Hello im just wondering if there would be point reductions for using “=” or “!=” instead of the “equals”

• Brandon Horn

While I don’t have the scoring guidelines there is typically a penalty for incorrectly using `==` to compare `String` objects. If you obtained `char` types using `charAt` then `==` would be correct.

3. is the “else wordList.set(i, scrambled);” necessary?

• Brandon Horn

Yes. `String` objects are immutable. Scrambling the word obtained from the list does not change the word in the list. the `set` call is what actually changes the list.

4. Ashna

For part B, was it necessary to go backwards in the loop?

• Brandon Horn

You must avoid skipping the next element each time you remove an element from the list. You can do that by going backwards or by decrementing your loop control variable every time you remove an element.

5. CDS

I believe your solution to part B is incorrect. You must decrement i after you call wordList.remove(i), otherwise, the new element in position i will not be evaluated.

• Brandon Horn

My loop traverses `wordList` backwards. The elements that are shifted by the call to `remove` have already been processed. If the loop traversed the list starting at index 0 a decrement would be necessary.
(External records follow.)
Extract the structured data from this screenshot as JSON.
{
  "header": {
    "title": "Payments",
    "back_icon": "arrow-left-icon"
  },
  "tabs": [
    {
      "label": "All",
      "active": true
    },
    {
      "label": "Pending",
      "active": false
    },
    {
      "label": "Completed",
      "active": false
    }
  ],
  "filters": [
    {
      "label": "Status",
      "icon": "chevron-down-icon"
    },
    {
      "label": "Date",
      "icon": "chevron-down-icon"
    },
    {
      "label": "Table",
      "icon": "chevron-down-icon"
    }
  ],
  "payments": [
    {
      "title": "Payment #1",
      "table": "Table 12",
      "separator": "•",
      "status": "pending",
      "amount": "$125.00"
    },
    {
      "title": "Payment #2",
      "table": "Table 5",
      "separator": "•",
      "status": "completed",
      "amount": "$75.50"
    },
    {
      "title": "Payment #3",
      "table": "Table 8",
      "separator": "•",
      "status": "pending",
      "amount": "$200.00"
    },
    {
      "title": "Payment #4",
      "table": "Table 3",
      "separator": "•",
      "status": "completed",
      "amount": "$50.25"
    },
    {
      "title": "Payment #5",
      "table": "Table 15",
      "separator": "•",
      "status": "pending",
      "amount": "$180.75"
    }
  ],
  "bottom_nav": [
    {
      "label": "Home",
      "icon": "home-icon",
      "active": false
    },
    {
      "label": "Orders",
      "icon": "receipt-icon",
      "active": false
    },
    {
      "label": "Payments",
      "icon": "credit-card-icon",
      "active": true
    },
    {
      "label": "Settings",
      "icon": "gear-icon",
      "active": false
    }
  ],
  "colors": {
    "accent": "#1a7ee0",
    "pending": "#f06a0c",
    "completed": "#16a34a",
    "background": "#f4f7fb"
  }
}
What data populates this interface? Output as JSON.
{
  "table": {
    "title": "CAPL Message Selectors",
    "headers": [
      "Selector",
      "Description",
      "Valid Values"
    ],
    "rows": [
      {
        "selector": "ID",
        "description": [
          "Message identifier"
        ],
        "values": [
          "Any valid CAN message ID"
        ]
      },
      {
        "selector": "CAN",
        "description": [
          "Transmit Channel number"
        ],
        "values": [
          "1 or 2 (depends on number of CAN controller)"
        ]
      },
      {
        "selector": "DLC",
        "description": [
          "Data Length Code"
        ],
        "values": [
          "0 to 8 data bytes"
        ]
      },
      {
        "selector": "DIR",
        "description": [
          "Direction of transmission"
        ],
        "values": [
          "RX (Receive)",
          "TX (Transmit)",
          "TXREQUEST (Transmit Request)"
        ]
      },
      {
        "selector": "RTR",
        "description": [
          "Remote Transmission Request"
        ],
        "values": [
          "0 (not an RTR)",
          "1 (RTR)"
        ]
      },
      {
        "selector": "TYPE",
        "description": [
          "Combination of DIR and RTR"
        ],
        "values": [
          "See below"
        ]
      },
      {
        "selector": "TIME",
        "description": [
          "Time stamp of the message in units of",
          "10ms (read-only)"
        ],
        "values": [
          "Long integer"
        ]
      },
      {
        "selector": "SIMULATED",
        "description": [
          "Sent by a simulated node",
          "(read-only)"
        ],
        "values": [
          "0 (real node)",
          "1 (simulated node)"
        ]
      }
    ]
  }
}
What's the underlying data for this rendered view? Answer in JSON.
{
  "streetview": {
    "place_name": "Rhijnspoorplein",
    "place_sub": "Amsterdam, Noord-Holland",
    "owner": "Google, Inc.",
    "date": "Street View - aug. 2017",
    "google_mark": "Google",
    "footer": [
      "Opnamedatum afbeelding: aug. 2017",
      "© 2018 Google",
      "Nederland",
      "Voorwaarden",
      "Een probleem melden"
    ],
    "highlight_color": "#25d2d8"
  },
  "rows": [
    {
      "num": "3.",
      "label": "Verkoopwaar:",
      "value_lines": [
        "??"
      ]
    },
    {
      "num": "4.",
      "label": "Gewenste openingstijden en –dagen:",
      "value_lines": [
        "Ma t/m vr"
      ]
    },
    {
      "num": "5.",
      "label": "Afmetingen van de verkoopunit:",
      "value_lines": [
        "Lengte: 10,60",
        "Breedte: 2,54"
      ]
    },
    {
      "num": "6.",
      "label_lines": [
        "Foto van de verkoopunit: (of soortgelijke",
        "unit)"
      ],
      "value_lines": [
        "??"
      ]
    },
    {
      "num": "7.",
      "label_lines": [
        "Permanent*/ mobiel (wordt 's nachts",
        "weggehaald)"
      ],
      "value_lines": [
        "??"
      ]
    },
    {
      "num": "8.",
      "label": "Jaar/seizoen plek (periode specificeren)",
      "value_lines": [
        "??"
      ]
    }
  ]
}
Whether or not the element at the index is removed, the index decremement will move to the next (lower) index and test that. If an element is removed, the element that was at an index one greater will slide into the index of the element that was just removed. This will not matter, because the index of the `for` loop will already be ahead (one less numerically because we are decrementing) of the elements that are sliding because of removals. A way that may be easier to comprehend is using `for(int i = 0; i < wordList.size(); )` and only incrementing when the tested element is not removed. Then the `for` loop would only test the 0 index and let new elements slide in as “bad” ones are removed. If the element isn’t removed, increment and change the “test” index to one larger and let more slide in from there.